III. The “Impact Factor culture” is bad for science and science publication

5. JIF bias is exacerbated by poor editorial policies

Some journals limit the number of citations that can be used in an article. This encourages a more subtle form of bad science writing practice. The author, faced with a limit on the number of possible cited items, would tend to cite review articles rather than the original research articles. The reason being that one review article may cover material in several research articles. Consequently, this inflates the number of citations review articles get, and “steals citations” from research articles.

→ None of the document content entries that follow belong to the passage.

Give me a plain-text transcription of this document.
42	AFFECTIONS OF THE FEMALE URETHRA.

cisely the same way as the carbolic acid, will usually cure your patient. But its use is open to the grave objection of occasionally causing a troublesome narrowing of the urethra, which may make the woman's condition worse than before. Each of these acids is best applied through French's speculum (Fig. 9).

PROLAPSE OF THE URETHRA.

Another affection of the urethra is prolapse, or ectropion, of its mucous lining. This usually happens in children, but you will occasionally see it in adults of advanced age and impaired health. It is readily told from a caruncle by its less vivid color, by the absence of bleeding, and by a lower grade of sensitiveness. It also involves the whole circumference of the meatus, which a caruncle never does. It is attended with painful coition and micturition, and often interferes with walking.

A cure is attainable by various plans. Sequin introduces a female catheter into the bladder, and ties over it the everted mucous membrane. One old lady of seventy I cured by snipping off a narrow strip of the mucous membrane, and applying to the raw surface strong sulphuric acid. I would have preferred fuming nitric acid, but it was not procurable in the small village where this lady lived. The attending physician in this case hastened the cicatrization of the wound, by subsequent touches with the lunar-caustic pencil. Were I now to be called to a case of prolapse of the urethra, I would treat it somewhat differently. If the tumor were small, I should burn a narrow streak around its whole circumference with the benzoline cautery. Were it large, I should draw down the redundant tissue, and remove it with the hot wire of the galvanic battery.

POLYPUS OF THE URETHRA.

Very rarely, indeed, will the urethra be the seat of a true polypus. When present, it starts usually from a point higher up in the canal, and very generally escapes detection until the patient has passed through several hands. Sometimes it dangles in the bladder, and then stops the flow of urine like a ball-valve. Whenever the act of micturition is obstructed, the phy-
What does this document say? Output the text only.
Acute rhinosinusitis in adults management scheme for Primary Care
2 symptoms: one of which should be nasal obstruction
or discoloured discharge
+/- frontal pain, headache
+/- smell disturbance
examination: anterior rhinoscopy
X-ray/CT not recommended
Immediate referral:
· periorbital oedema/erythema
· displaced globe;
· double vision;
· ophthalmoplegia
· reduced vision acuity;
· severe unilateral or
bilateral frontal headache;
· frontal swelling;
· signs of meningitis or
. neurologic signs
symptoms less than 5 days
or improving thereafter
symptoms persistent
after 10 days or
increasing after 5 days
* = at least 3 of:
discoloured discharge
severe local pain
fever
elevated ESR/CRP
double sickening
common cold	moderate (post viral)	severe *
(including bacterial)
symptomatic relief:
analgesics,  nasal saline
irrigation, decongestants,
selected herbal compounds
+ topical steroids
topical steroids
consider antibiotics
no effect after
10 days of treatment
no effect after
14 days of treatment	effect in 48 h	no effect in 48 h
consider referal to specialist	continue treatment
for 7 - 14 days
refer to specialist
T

As a result, journals which publish review articles (either fully or partially) get a higher impact factor. As it is, review articles are more highly cited than research articles, but limitations on number of citations exacerbate this situation. The dynamic I described renders the JIF even more unreliable, favoring review articles over research articles.

6. Papers get retracted more from high JIF ranking journals

Again, referring to Brembs’s paper: JIF is a statistical predictor for the retraction rate in a journal. In other words, the higher a journal’s JIF, the higher the frequency of papers that are retracted from that journal. Brembs does not report on why that is. There are probably several contributing factors: a high-profile publication gets to be read ans scrutinized more; competitors in the field may be “out to get you”. But also, there may be pressure to publish high and therefore “cut corners” when performing research. We don’t know whether retractions from high ranking journals are due to a higher fraction of poor papers than in low ranking journals, or whether that is because the papers in high ranking journals tend to be scrutinized more carefully be more people. Be that as it may, the correlation of JIF and retraction rate is disturbing.

7. I suspect that the extraordinary importance placed on the JIF delays scientific progress

Because of the strong incentives to publish in high-impact journals, researchers can sequester their findings for years, delaying actual communication of their research. It can take an extraordinarily long amount of time to publish findings in a high-impact journal. These journals have very low acceptance rates, so a paper can get delayed for years while the research and papers get revised and resubmitted over and over. Even worse, research would get tailored towards what is perceived as impactful and “sexy”. Another problem, raised recently by the editor in chief of Science, Bruce Alberts, is the overcrowding of fashionable fields:

But perhaps the most destructive result of any automated scoring of a researcher’s quality is the “me-too science” that it encourages. Any evaluation system in which the mere number of a researcher’s publications increases his or her score creates a strong disincentive to pursue risky and potentially groundbreaking work, because it takes years to create a new approach in a new experimental context, during which no publications should be expected. Such metrics further block innovation because they encourage scientists to work in areas of science that are already highly populated, as it is only in these fields that large numbers of scientists can be expected to reference one’s work, no matter how outstanding.

Caveat: I could not find research supporting these points, and I really only wrote it based on personal experience and conversations with colleagues. If anyone out there knows of supporting research (how would you even begin is an interesting question), let me know.

Concluding with an excerpt from an editorial by Kai Simmons, published in 2008, unfortunately still true today:

There are no numerical shortcuts for evaluating research quality. What counts is the quality of a scientist’s work wherever it is published. That quality is ultimately judged by scientists, raising the issue of the process by which scientists review each others’ research. However, unless publishers, scientists, and institutions make serious efforts to change how the impact of each individual scientist’s work is determined, the scientific community will be doomed to live by the numerically driven motto, “survival by your impact factors.”